U.S. commercial crude stockpiles fell by 2.3 million barrels to a total of 519.5 million barrels, according to the Energy Information Administration (EIA). Meanwhile, Distillate stockpiles, which include diesel and heating oil, fell by 214,000 barrels. U.S. gasoline prices still downing hit a four-month low after the EIA report, while the gasoline stocks surprisingly rose by 911,000 barrels.
U.S. crude for August delivery recently traded up 27 cents, or 0.6%, to $44.92 a barrel on the New York Mercantile Exchange. The August contract expires at settlement, and the more actively traded September contract recently gained 23 cents, or 0.5%, to $45.68 a barrel.

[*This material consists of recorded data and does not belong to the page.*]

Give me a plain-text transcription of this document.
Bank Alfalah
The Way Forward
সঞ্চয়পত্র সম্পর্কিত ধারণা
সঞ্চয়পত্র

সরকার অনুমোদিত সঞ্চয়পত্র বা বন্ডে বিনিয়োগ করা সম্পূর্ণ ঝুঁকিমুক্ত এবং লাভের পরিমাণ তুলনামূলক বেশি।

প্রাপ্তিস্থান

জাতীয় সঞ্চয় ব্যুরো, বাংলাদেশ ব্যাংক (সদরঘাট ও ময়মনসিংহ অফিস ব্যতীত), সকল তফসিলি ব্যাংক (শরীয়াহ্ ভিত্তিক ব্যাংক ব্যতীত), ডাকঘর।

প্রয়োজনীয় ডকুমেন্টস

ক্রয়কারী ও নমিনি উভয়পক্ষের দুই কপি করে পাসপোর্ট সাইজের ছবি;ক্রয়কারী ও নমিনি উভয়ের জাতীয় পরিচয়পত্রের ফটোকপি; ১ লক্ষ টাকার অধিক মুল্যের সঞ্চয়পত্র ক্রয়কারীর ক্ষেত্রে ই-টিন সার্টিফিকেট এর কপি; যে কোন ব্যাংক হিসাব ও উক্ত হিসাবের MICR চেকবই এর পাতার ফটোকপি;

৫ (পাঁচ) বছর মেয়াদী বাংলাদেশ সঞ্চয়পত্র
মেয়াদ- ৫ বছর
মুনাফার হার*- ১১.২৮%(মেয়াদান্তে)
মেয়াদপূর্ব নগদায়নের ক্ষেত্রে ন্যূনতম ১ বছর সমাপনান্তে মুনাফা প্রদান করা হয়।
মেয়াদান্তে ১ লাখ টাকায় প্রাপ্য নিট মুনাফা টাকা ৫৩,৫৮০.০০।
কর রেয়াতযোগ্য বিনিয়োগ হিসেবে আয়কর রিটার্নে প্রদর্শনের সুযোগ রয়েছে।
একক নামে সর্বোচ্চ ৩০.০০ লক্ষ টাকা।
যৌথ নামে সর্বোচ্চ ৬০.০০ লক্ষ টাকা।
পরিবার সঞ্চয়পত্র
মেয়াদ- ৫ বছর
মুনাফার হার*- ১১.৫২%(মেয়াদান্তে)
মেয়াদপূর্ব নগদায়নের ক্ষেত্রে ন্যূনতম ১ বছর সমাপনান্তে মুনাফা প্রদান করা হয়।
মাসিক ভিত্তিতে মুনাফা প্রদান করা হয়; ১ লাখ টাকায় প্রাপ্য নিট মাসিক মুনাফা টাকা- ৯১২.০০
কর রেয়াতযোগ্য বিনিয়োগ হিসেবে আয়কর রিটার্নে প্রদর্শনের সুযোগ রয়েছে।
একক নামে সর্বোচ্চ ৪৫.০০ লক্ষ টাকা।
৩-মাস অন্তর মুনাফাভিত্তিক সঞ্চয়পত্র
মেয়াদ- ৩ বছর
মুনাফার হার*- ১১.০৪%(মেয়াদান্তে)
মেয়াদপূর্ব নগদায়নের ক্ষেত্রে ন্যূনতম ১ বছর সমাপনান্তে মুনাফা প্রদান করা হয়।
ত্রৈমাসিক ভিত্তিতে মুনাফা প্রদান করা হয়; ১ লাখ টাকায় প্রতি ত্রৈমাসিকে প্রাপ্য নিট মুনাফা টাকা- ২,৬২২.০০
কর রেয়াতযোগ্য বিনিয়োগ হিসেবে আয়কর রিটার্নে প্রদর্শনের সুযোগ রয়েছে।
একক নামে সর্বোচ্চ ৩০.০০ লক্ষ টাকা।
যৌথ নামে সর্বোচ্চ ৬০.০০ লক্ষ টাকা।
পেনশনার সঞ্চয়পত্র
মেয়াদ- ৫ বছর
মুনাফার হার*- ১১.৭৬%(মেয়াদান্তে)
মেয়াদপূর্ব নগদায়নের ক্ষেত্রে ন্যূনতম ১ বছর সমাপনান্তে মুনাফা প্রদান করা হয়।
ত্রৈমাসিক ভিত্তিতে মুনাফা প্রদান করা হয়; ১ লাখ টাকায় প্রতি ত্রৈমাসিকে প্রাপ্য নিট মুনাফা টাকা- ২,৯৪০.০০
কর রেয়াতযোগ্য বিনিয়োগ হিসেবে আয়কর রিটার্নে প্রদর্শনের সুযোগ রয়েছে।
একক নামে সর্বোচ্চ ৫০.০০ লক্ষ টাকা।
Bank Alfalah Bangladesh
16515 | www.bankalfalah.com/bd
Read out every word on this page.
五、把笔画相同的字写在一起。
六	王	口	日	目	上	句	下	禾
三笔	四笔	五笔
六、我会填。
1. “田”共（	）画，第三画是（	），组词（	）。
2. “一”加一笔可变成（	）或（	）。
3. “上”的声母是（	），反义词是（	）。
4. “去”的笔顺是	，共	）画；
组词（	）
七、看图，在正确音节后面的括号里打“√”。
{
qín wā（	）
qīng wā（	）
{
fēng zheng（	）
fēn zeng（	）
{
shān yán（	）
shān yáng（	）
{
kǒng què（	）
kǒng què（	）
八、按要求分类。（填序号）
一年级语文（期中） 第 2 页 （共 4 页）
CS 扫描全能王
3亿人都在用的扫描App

Brent crude, the global benchmark, gained 41 cents, or 0.8%, to $47.07 a barrel on ICE Futures Europe, comparing with that on Tuesday, the contract settled down 30 cents, or 0.6 percent, at $46.66 barrel.
U.S. West Texas Intermediate (WTI) crude was up 20 cents at $44.85 a barrel, having earlier fallen to $43.69, its lowest intraday level since May 10. The August contract expires at the close of trade. The contract for September delivery was up 25 cents at $45.70.
Moreover, the increasing strong dollar presents that greenback-denominated crude more expensive to holders of other currencies and discourages buying.